6. The Happiness-First Trap: Protecting Kids From Discomfort
6. The Happiness-First Trap: Protecting Kids From Discomfort (Image Credits: Pixabay)
One of the most counterintuitive findings in recent child psychology is this: when child psychologists were asked about the biggest threats to kids' happiness today, they all mentioned parents' relentless pursuit of their kids' happiness and how it can be counterproductive to their children's well-being in the long term. The instinct makes complete emotional sense. Watching a child struggle is genuinely hard.
In presuming that kids are supposed to be happy all the time, parents sometimes deprive them of opportunities to learn to cope with the full spectrum of human emotions in healthy ways.
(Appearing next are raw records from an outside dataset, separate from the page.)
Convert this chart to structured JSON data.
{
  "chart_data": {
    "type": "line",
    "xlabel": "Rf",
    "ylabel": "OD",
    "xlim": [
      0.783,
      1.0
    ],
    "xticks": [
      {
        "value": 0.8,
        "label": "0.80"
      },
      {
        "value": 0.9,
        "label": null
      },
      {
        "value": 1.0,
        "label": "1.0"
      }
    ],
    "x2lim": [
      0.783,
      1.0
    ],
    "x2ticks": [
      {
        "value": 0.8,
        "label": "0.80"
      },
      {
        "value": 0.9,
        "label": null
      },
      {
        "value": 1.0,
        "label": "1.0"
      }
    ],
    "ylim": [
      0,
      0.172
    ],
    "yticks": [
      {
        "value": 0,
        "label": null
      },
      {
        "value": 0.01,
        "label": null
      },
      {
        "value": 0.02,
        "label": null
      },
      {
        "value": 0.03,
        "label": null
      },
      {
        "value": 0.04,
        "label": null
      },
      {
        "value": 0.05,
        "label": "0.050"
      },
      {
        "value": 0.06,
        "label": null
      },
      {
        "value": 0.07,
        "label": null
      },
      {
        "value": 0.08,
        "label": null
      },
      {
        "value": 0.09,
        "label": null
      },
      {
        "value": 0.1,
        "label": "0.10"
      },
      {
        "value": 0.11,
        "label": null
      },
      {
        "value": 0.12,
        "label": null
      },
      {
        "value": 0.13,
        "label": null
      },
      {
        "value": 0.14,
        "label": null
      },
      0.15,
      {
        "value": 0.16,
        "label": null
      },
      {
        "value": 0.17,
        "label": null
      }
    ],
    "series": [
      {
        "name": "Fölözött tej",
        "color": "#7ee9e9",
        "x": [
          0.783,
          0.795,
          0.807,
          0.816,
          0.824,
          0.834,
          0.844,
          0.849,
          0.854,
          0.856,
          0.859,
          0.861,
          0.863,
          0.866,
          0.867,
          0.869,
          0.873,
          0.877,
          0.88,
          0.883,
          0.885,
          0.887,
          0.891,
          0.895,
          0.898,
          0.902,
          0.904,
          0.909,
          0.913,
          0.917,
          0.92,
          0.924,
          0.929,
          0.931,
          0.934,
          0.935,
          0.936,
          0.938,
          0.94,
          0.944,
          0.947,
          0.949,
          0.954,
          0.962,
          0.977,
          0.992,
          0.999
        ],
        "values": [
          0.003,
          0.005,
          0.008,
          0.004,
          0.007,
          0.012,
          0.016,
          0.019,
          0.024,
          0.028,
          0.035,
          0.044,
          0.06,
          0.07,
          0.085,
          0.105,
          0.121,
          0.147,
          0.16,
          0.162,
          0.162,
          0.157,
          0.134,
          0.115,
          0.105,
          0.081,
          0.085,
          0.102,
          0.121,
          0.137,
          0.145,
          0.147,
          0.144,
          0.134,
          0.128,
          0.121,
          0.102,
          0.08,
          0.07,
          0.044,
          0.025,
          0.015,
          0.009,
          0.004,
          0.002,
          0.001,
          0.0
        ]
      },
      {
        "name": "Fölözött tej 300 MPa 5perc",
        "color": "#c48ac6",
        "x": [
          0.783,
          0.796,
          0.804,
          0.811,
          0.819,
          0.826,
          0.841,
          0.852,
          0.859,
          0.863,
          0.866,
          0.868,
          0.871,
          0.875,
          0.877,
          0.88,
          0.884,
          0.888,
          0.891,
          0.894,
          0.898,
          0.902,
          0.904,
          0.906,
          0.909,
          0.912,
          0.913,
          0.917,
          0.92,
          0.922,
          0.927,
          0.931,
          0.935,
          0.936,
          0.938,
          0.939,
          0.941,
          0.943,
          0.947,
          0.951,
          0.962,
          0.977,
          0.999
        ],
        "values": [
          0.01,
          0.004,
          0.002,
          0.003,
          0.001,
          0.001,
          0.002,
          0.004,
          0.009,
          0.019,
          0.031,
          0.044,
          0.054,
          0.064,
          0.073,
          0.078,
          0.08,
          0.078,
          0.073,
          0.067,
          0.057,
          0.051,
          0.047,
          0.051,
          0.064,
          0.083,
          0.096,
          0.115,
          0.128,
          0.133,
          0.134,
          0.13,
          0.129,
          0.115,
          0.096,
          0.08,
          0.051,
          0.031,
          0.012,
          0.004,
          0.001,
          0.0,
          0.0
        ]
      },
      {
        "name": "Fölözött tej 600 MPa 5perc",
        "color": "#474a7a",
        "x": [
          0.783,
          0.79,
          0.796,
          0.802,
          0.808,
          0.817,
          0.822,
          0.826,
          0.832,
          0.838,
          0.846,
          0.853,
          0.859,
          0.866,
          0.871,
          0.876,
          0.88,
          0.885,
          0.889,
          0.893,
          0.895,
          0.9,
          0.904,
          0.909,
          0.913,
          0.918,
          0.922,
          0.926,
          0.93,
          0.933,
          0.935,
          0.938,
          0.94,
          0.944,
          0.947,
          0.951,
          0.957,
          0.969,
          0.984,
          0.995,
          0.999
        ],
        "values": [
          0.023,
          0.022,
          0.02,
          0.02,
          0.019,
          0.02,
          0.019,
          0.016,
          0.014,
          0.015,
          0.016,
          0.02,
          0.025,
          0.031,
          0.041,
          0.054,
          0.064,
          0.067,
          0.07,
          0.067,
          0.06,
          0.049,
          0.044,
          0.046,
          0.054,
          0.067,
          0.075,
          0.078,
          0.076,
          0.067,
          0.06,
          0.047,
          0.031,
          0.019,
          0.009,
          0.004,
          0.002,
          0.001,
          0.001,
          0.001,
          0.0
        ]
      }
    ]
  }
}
In focusing so hard on achievements and praising success, parents run the risk of children not knowing that they are loved and valued unconditionally.
Because children of overprotective parents may have been held to unattainable or even perfectionist standards and never taught skills to function independently, they can experience anxiety, depression, a lack of confidence, and low self-esteem. If these kids have never experienced failure, they can develop an overwhelming fear of failure and of disappointing others. If children are never given the freedom to discover their own purpose and what makes them happy, they will struggle to find happiness and live a balanced life.
The thread connecting all six of these trends is the same: good intentions, applied without enough awareness of long-term developmental needs, can quietly work against the children they're meant to protect. None of this is about blame. It's about paying attention to what the evidence is now showing us, even when it challenges what felt like the right thing to do.